OCP-on-NERC / nerc-ocp-config

1 stars 16 forks source link

feat: Add 6am alerts in rhods-notebooks namespace #414

Closed schwesig closed 2 months ago

schwesig commented 2 months ago

This commit introduces more ope status alerts in the 'rhods-notebooks' namespace within the 'nerc-ocp-prod' cluster.

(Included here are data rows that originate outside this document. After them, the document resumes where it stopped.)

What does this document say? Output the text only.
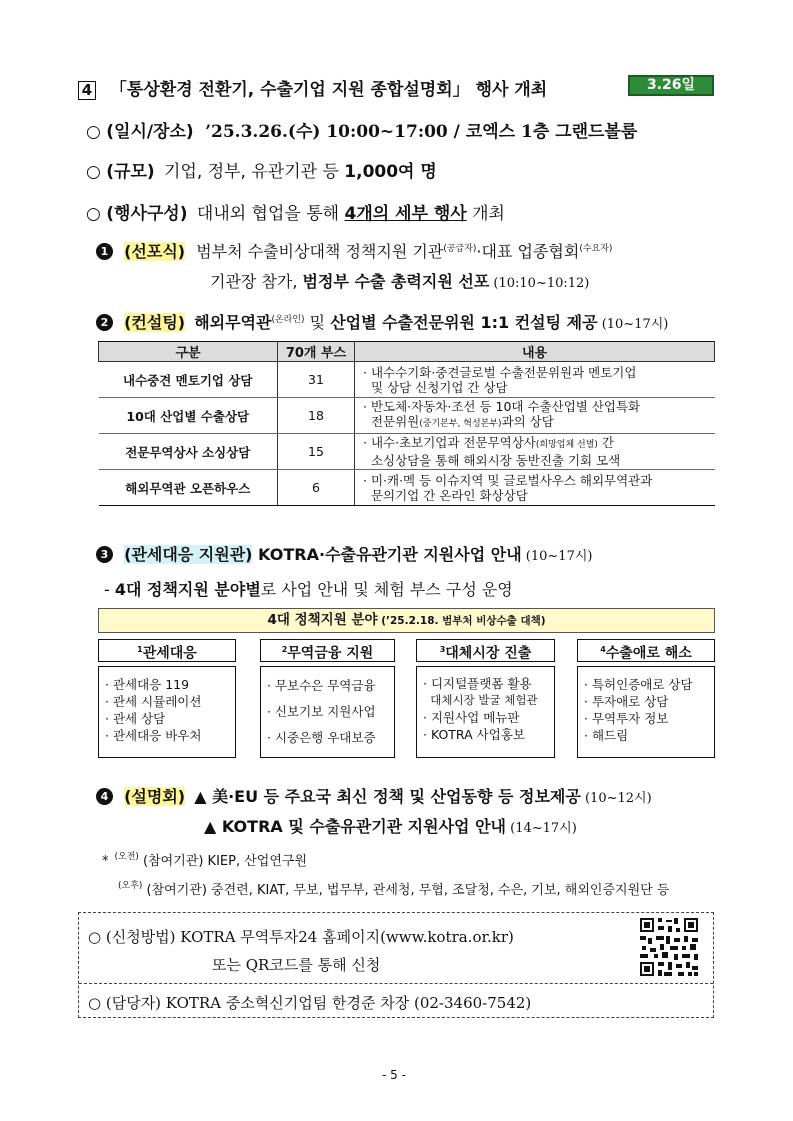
4 「통상환경 전환기, 수출기업 지원 종합설명회」 행사 개최	3.26일
○ (일시/장소) ’25.3.26.(수) 10:00~17:00 / 코엑스 1층 그랜드볼룸
○ (규모) 기업, 정부, 유관기관 등 1,000여 명
○ (행사구성) 대내외 협업을 통해 4개의 세부 행사 개최
1 (선포식) 범부처 수출비상대책 정책지원 기관$^{(공급자)}$·대표 업종협회$^{(수요자)}$
기관장 참가, 범정부 수출 총력지원 선포 (10:10~10:12)
2 (컨설팅) 해외무역관$^{(온라인)}$ 및 산업별 수출전문위원 1:1 컨설팅 제공 (10~17시)
구분	70개 부스	내용
내수중견 멘토기업 상담	31	· 내수수기화·중견글로벌 수출전문위원과 멘토기업
및 상담 신청기업 간 상담

10대 산업별 수출상담	18	· 반도체·자동차·조선 등 10대 수출산업별 산업특화
전문위원(중기본부, 혁성본부)과의 상담

전문무역상사 소싱상담	15	· 내수·초보기업과 전문무역상사(희망업체 선별) 간
소싱상담을 통해 해외시장 동반진출 기회 모색

해외무역관 오픈하우스	6	· 미·캐·멕 등 이슈지역 및 글로벌사우스 해외무역관과
문의기업 간 온라인 화상상담
3 (관세대응 지원관) KOTRA·수출유관기관 지원사업 안내 (10~17시)
- 4대 정책지원 분야별로 사업 안내 및 체험 부스 구성 운영
4대 정책지원 분야 (’25.2.18. 범부처 비상수출 대책)
$^1$관세대응
· 관세대응 119
· 관세 시뮬레이션
· 관세 상담
· 관세대응 바우처
$^2$무역금융 지원
· 무보수은 무역금융
· 신보기보 지원사업
· 시중은행 우대보증
$^3$대체시장 진출
· 디지털플랫폼 활용
대체시장 발굴 체험관
· 지원사업 메뉴판
· KOTRA 사업홍보
$^4$수출애로 해소
· 특허인증애로 상담
· 투자애로 상담
· 무역투자 정보
· 해드림
4 (설명회) ▲ 美·EU 등 주요국 최신 정책 및 산업동향 등 정보제공 (10~12시)
▲ KOTRA 및 수출유관기관 지원사업 안내 (14~17시)
* $^{(오전)}$ (참여기관) KIEP, 산업연구원
$^{(오후)}$ (참여기관) 중견련, KIAT, 무보, 법무부, 관세청, 무협, 조달청, 수은, 기보, 해외인증지원단 등
○ (신청방법) KOTRA 무역투자24 홈페이지(www.kotra.or.kr)
또는 QR코드를 통해 신청
○ (담당자) KOTRA 중소혁신기업팀 한경준 차장 (02-3460-7542)
- 5 -
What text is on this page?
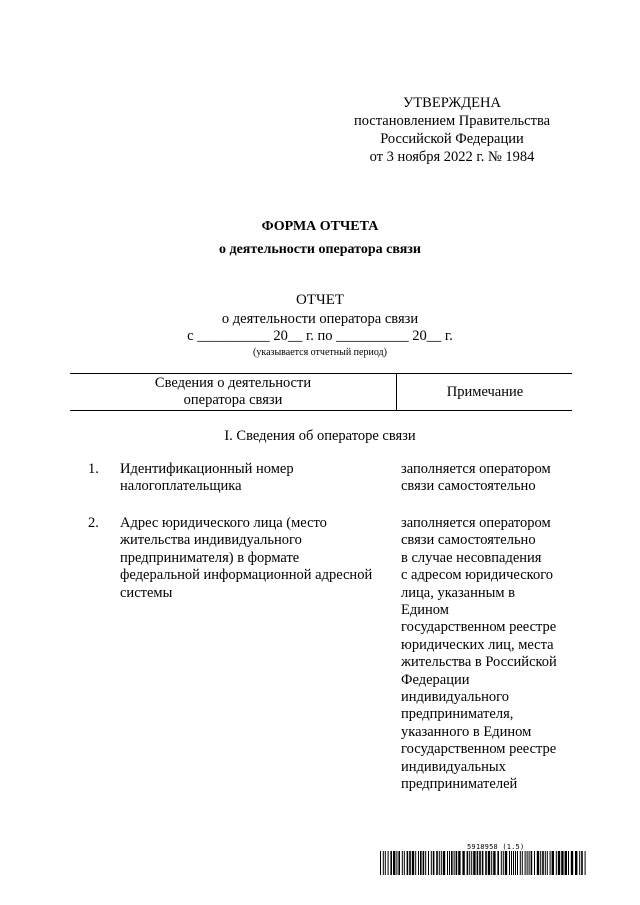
УТВЕРЖДЕНА
постановлением Правительства
Российской Федерации
от 3 ноября 2022 г. № 1984
ФОРМА ОТЧЕТА
о деятельности оператора связи
ОТЧЕТ
о деятельности оператора связи
с __________ 20__ г. по __________ 20__ г.
(указывается отчетный период)
Сведения о деятельности
оператора связи	Примечание
I. Сведения об операторе связи
1. Идентификационный номер
налогоплательщика
заполняется оператором
связи самостоятельно
2. Адрес юридического лица (место
жительства индивидуального
предпринимателя) в формате
федеральной информационной адресной
системы
заполняется оператором
связи самостоятельно
в случае несовпадения
с адресом юридического
лица, указанным в
Едином
государственном реестре
юридических лиц, места
жительства в Российской
Федерации
индивидуального
предпринимателя,
указанного в Едином
государственном реестре
индивидуальных
предпринимателей
5918958 (1.5)
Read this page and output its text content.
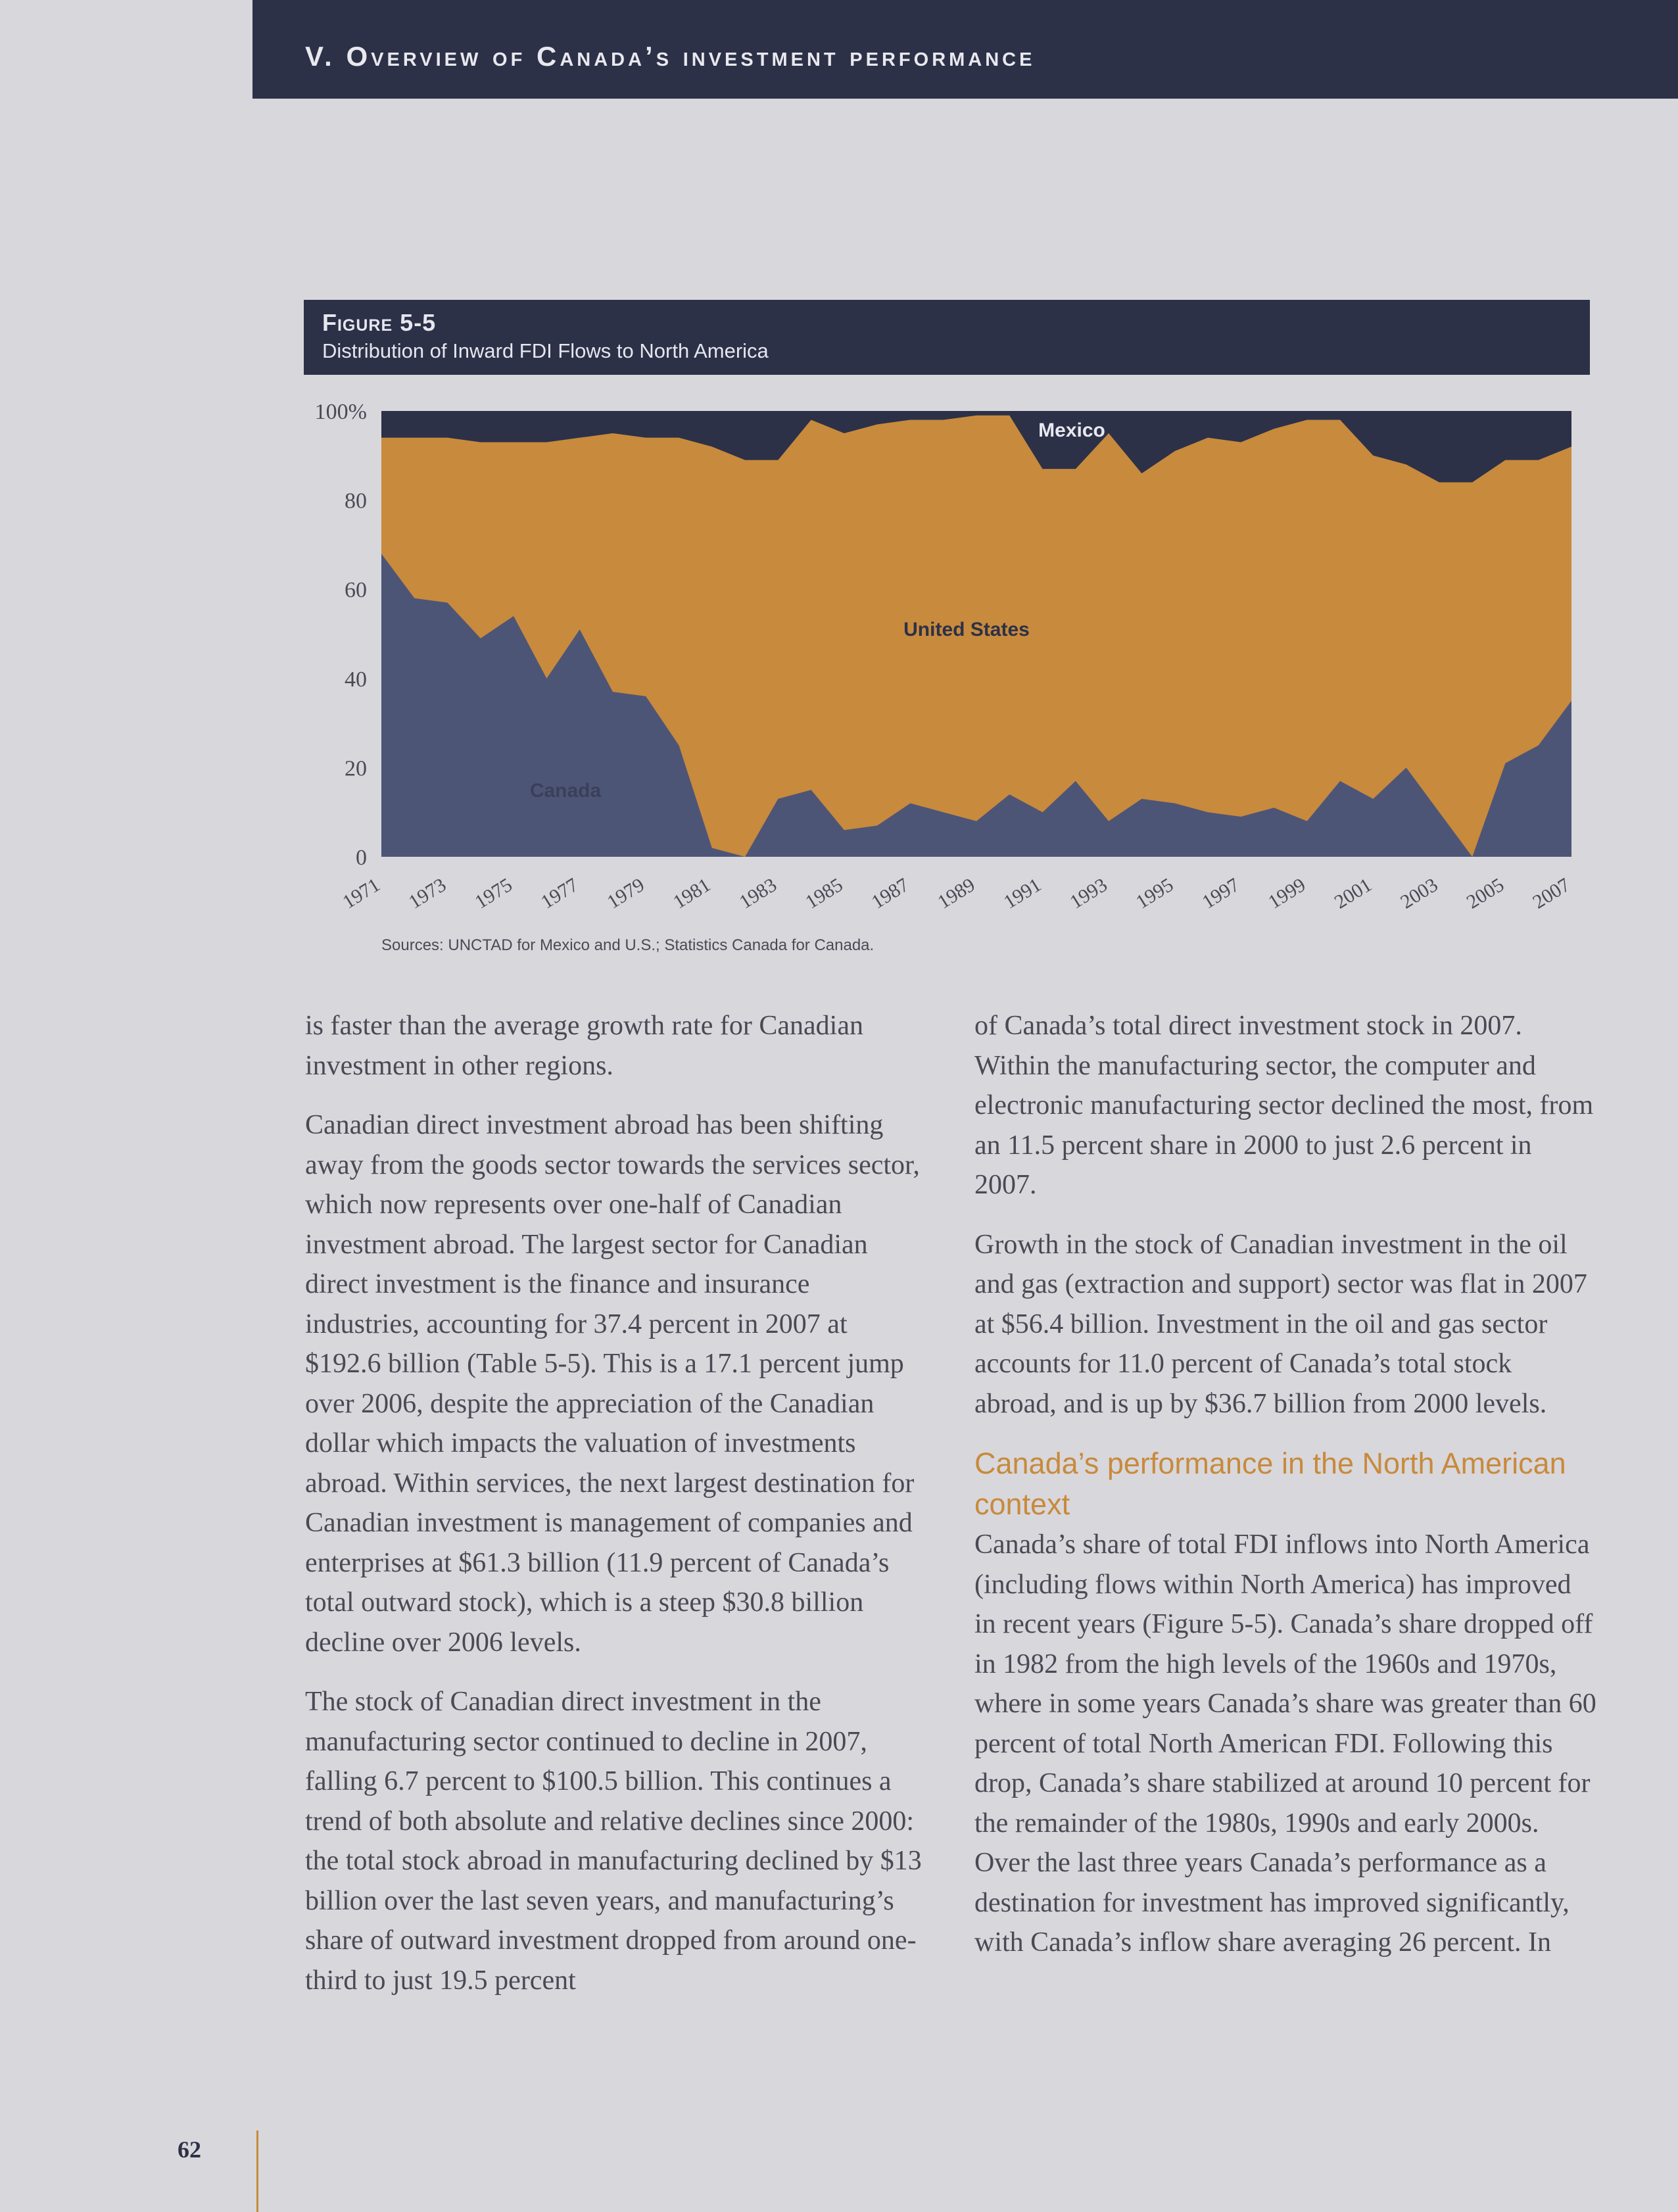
V. Overview of Canada’s investment performance
Figure 5-5
Distribution of Inward FDI Flows to North America
0
20
40
60
80
100%
1971 1973 1975 1977 1979 1981 1983 1985 1987 1989 1991 1993 1995 1997 1999 2001 2003 2005 2007
Mexico
United States
Canada
Sources: UNCTAD for Mexico and U.S.; Statistics Canada for Canada.

is faster than the average growth rate for Canadian investment in other regions.

Canadian direct investment abroad has been shifting away from the goods sector towards the services sector, which now represents over one-half of Canadian investment abroad. The largest sector for Canadian direct investment is the finance and insurance industries, accounting for 37.4 percent in 2007 at $192.6 billion (Table 5-5). This is a 17.1 percent jump over 2006, despite the appreciation of the Canadian dollar which impacts the valuation of investments abroad. Within services, the next largest destination for Canadian investment is management of companies and enterprises at $61.3 billion (11.9 percent of Canada’s total outward stock), which is a steep $30.8 billion decline over 2006 levels.

The stock of Canadian direct investment in the manufacturing sector continued to decline in 2007, falling 6.7 percent to $100.5 billion. This continues a trend of both absolute and relative declines since 2000: the total stock abroad in manufacturing declined by $13 billion over the last seven years, and manufacturing’s share of outward investment dropped from around one-third to just 19.5 percent

of Canada’s total direct investment stock in 2007. Within the manufacturing sector, the computer and electronic manufacturing sector declined the most, from an 11.5 percent share in 2000 to just 2.6 percent in 2007.

Growth in the stock of Canadian investment in the oil and gas (extraction and support) sector was flat in 2007 at $56.4 billion. Investment in the oil and gas sector accounts for 11.0 percent of Canada’s total stock abroad, and is up by $36.7 billion from 2000 levels.

Canada’s performance in the North American context

Canada’s share of total FDI inflows into North America (including flows within North America) has improved in recent years (Figure 5-5). Canada’s share dropped off in 1982 from the high levels of the 1960s and 1970s, where in some years Canada’s share was greater than 60 percent of total North American FDI. Following this drop, Canada’s share stabilized at around 10 percent for the remainder of the 1980s, 1990s and early 2000s. Over the last three years Canada’s performance as a destination for investment has improved significantly, with Canada’s inflow share averaging 26 percent. In

62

The alerts are designed to be triggered at 6am and send to Slack channel alerts-prod-rhods-ope, focusing on ephemeral storage, memory usage, PVC claims, storage requests, container counts, and pod owner counts.

Changes made:

  1. Rules:

    • Added alerts for monitoring the percentage of limit used for ephemeral storage, memory, PVCs, and storage requests at 6am.
    • Added alerts for counting containers and pod owners at 6am, providing a snapshot of resource utilization.
    • Based on time trigger, providing daily insights into resource usage patterns before classes start.
  2. Configuration:

    • Routing to 'slack-notifications-prod-rhods-ope' receiver.
    • Alerts matching ^Custom6amOpe.* to catch all new rules from 1.
hpdempsey commented 2 months ago

Looks good. Are you addressing alerts for the timeouts we observed recently elsewhere, or do we not have sufficient info to create an alert on that yet?